Re: [patch 13/20] timer: Switch to a non cascading wheel

From: Peter Zijlstra
Date: Tue Jun 14 2016 - 06:20:32 EST


On Tue, Jun 14, 2016 at 04:16:02AM -0400, George Spelvin wrote:
> While I like the cleanup of just limiting long-term resolution, if
> it turns out to be necessary, it's not too hard to add exact timers
> back in if a need is found in future. All you need is a second
> __internal_add_timer function that rounds down rather than up, and to
> teach expire_timers() to cascade in the unlikely situation that a timer
> does have an expiry time in the future.

That did occur to me as well; however I think it would be best to
eradicate all forms of cascading entirely -- if at all possible.
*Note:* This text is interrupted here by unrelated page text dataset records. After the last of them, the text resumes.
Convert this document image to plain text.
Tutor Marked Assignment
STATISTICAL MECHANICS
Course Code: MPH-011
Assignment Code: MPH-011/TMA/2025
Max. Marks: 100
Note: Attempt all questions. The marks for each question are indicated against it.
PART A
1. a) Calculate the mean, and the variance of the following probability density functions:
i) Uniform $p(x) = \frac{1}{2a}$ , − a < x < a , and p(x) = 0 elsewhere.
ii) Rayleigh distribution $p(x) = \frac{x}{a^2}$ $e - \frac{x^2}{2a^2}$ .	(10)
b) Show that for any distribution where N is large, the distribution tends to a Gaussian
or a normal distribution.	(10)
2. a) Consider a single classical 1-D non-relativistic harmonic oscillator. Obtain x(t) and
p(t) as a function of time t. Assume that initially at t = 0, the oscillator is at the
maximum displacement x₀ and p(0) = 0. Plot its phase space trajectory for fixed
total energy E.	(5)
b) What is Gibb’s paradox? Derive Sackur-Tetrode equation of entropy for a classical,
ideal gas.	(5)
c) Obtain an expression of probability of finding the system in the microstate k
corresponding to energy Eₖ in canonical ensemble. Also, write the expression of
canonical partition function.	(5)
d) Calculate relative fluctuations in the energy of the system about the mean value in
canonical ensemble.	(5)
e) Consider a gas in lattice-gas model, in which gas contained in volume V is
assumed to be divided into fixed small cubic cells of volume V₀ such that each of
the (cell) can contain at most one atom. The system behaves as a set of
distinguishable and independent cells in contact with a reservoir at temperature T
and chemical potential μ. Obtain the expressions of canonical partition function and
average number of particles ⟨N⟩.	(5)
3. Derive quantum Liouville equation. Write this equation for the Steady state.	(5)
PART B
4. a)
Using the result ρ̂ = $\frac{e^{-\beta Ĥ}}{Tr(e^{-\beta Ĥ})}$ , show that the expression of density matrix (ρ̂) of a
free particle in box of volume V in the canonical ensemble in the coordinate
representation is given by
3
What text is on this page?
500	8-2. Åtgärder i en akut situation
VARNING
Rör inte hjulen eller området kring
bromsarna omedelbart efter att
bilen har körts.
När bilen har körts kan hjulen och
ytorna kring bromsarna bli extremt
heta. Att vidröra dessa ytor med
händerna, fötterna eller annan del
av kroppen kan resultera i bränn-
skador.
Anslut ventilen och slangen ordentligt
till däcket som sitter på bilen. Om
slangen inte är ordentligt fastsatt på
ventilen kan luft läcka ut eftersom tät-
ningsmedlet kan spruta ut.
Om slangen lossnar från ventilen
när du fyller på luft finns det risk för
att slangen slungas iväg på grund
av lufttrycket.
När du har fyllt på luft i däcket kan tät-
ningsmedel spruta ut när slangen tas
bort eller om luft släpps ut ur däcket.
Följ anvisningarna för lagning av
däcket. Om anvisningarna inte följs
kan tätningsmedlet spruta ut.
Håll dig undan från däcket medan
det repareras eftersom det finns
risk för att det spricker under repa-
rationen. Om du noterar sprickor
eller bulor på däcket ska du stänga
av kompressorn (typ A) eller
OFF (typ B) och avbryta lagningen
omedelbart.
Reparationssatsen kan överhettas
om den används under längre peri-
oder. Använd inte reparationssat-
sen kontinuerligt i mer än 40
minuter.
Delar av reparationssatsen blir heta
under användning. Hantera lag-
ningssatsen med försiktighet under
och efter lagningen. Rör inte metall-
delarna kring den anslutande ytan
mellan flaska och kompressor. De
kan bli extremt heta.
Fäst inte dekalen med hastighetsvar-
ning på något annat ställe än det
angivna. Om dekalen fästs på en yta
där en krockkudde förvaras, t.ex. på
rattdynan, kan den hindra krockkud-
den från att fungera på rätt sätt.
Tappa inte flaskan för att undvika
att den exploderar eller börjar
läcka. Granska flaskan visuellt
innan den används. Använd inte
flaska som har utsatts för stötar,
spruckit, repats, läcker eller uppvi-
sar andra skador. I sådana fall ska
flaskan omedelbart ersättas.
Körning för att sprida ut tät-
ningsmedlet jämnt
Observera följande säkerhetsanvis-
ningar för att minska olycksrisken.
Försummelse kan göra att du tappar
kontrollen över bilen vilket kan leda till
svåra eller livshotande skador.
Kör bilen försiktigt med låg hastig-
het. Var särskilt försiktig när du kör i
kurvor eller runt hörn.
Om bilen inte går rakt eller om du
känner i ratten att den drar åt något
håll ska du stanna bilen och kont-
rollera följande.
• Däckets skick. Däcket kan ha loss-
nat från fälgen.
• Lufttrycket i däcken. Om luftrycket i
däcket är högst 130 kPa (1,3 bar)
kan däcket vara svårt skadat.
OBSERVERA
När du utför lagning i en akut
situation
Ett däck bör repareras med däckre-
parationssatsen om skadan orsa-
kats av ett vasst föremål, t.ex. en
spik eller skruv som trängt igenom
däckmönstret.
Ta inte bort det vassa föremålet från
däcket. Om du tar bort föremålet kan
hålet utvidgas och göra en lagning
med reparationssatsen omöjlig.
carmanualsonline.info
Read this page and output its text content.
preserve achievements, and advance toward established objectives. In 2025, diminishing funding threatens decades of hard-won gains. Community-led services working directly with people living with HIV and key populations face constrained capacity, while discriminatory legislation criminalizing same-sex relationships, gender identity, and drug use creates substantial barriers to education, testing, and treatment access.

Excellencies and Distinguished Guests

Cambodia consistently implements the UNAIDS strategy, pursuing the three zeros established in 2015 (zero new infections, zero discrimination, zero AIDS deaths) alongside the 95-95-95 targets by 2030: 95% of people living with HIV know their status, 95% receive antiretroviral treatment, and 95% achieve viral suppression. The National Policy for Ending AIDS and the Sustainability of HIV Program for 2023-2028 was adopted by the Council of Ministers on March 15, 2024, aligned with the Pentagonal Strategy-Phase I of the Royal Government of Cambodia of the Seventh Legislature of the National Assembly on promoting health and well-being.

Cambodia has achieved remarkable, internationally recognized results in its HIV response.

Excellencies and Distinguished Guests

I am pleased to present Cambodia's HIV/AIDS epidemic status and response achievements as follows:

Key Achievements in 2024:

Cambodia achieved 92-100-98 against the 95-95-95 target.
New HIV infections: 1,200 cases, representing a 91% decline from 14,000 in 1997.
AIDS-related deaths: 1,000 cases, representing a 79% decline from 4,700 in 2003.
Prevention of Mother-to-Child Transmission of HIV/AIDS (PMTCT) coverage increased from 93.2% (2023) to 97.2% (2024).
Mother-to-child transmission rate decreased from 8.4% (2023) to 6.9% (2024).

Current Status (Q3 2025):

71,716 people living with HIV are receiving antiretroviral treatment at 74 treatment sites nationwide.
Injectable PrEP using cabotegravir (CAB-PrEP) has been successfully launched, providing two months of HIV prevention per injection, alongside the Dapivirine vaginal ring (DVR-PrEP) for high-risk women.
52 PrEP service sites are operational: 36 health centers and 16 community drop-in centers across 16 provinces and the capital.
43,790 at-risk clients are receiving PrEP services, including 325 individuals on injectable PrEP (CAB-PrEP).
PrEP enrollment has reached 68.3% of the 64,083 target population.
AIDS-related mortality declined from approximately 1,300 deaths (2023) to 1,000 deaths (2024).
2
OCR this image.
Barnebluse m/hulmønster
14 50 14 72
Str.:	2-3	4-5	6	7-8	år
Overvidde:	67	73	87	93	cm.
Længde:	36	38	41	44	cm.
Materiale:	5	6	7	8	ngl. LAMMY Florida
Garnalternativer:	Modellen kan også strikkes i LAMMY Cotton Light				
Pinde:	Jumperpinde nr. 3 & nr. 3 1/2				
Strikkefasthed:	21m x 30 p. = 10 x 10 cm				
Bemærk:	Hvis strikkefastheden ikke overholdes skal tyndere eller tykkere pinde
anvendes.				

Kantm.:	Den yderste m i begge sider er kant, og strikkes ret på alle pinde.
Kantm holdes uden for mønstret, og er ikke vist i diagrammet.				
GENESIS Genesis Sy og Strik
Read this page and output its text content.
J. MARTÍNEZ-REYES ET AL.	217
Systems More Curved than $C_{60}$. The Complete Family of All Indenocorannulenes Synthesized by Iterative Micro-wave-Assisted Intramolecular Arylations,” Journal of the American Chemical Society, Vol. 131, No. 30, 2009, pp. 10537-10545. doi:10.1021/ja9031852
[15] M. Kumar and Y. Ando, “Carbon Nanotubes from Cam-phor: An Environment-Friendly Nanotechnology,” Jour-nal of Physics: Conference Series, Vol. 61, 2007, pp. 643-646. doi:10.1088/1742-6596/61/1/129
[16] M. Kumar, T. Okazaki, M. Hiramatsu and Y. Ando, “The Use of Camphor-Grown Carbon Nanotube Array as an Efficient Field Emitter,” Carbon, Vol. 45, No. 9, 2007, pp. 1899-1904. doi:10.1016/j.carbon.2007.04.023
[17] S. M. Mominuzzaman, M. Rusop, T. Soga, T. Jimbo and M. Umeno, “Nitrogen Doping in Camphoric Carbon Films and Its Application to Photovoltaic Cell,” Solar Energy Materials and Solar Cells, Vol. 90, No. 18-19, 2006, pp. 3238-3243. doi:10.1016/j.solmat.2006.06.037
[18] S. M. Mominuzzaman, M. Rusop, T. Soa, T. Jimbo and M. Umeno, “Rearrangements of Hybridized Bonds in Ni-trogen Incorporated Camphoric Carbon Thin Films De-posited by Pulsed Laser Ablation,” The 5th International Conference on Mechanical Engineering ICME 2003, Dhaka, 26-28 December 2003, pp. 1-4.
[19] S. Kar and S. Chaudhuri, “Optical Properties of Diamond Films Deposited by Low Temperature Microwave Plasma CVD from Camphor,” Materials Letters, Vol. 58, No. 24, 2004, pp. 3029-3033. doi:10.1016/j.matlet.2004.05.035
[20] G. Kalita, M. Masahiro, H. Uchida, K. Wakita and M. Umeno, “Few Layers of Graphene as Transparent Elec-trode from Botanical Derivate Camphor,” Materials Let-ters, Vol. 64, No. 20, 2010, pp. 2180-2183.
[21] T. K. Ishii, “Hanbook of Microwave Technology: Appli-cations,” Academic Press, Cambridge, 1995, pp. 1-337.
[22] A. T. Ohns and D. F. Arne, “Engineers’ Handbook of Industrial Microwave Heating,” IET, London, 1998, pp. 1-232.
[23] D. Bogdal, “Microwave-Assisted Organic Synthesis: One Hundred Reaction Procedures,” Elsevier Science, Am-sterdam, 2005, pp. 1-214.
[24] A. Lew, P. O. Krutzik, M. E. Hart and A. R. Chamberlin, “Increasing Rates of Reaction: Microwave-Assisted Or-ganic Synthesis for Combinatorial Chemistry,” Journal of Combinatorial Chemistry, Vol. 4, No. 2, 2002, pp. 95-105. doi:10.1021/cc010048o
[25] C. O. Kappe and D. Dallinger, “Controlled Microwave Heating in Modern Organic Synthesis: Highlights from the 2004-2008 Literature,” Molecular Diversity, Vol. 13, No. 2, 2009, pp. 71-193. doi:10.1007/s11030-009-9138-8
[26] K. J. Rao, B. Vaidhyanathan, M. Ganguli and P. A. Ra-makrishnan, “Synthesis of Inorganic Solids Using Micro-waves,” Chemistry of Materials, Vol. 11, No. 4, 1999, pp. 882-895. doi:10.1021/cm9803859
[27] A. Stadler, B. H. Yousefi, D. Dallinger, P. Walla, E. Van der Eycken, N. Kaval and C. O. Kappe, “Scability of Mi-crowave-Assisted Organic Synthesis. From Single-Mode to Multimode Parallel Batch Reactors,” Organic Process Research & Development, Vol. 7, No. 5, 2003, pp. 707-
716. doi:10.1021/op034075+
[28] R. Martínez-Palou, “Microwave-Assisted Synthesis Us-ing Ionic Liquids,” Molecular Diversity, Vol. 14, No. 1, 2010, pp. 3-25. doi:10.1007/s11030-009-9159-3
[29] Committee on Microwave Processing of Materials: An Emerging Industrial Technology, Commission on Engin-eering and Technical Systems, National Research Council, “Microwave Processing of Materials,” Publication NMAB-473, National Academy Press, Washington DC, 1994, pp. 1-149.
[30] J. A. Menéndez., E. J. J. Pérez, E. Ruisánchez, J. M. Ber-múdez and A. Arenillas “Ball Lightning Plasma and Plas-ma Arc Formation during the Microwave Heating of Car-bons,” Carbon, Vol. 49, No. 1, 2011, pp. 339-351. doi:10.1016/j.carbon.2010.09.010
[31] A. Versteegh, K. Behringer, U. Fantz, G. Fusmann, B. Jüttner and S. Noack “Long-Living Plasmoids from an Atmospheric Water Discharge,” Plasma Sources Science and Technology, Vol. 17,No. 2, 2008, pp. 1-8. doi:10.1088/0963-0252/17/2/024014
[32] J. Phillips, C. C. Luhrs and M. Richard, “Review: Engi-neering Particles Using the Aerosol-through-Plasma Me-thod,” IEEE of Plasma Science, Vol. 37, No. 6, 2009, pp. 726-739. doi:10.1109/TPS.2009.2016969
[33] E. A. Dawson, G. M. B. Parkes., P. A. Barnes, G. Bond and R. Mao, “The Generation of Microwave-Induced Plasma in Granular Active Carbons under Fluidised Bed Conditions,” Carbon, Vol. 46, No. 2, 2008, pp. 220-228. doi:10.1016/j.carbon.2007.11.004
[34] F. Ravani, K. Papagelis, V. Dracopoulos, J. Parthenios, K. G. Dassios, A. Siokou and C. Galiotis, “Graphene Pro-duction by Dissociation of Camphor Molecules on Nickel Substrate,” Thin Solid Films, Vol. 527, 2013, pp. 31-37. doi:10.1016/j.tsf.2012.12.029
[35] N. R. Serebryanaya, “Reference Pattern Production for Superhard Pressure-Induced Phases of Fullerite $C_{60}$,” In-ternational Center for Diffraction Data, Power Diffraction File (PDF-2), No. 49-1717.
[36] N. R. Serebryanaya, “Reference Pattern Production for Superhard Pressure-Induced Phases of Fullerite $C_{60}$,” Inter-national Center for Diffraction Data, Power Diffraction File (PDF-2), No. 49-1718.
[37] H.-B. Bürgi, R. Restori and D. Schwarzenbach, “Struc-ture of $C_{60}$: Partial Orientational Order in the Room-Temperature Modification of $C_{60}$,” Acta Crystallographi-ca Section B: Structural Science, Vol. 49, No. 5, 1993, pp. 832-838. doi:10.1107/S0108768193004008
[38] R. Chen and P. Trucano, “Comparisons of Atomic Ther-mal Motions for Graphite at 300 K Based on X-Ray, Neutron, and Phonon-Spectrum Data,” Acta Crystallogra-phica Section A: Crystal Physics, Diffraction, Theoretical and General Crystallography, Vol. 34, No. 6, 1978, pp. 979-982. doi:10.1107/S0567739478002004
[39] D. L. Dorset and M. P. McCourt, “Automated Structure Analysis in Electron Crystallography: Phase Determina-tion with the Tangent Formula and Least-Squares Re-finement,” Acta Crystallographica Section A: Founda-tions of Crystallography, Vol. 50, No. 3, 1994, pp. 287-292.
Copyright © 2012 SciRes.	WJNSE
If not; then I agree, that would clean things up.

> Wouldn't this all be so much simpler as
>
> #define LVL_BITS 6 /* Renamed previous LVL_SHIFT */
> #define LVL_SIZE (1 << LVL_BITS)
> #define LVL_MASK (LVL_BITS - 1)
> #define LVL_OFFS(n) ((n) * LVL_SIZE)
> #define LVL_SHIFT(n) ((n) * LVL_CLK_SHIFT)
> #define LVL_GRAN(n) (1 << LVL_SHIFT(n))
>
> Then you could do
> +static inline unsigned calc_index(unsigned expires, unsigned level),
> +{
> + /* Round up to next bin bin */
> + expires = ((expires - 1) >> LVL_SHIFT(level)) + 1;
> + return LVL_OFFS(level) + (expires & LVL_MASK);
> +}

I like.

> to be replaced with __builtin_clz or similar:

Problem is for the archs that don't have that, the 5 layer branch is
trivial for all arches, while software clz/fls is far more expensive.

> > + timer = hlist_entry(head->first, struct timer_list, entry);
> > + fn = timer->function;
> > + data = timer->data;
> > +
> > + timer_stats_account_timer(timer);
> > +
> > + base->running_timer = timer;
> > + detach_expired_timer(timer);
>
> Is there some non-obvious reason that you have to fetch fn and data
> so early? It seems like a register pressure pessimization, if the
> compiler can't figure out that timer_stats code can't change them.
>
> The cache line containing this timer was already prefetched when you
> updated its entry.pprev as part of removing the previous entry from
> the list.
>
> I see why you want to fetch them with the lock held in case there's some
> freaky race, but I'd do it all after detach_timer().

Good point, ideally the compiler can move those loads around inside the
lock, but its unlikely to be _that_ clever. We could indeed lower those
loads manually to just before the unlock.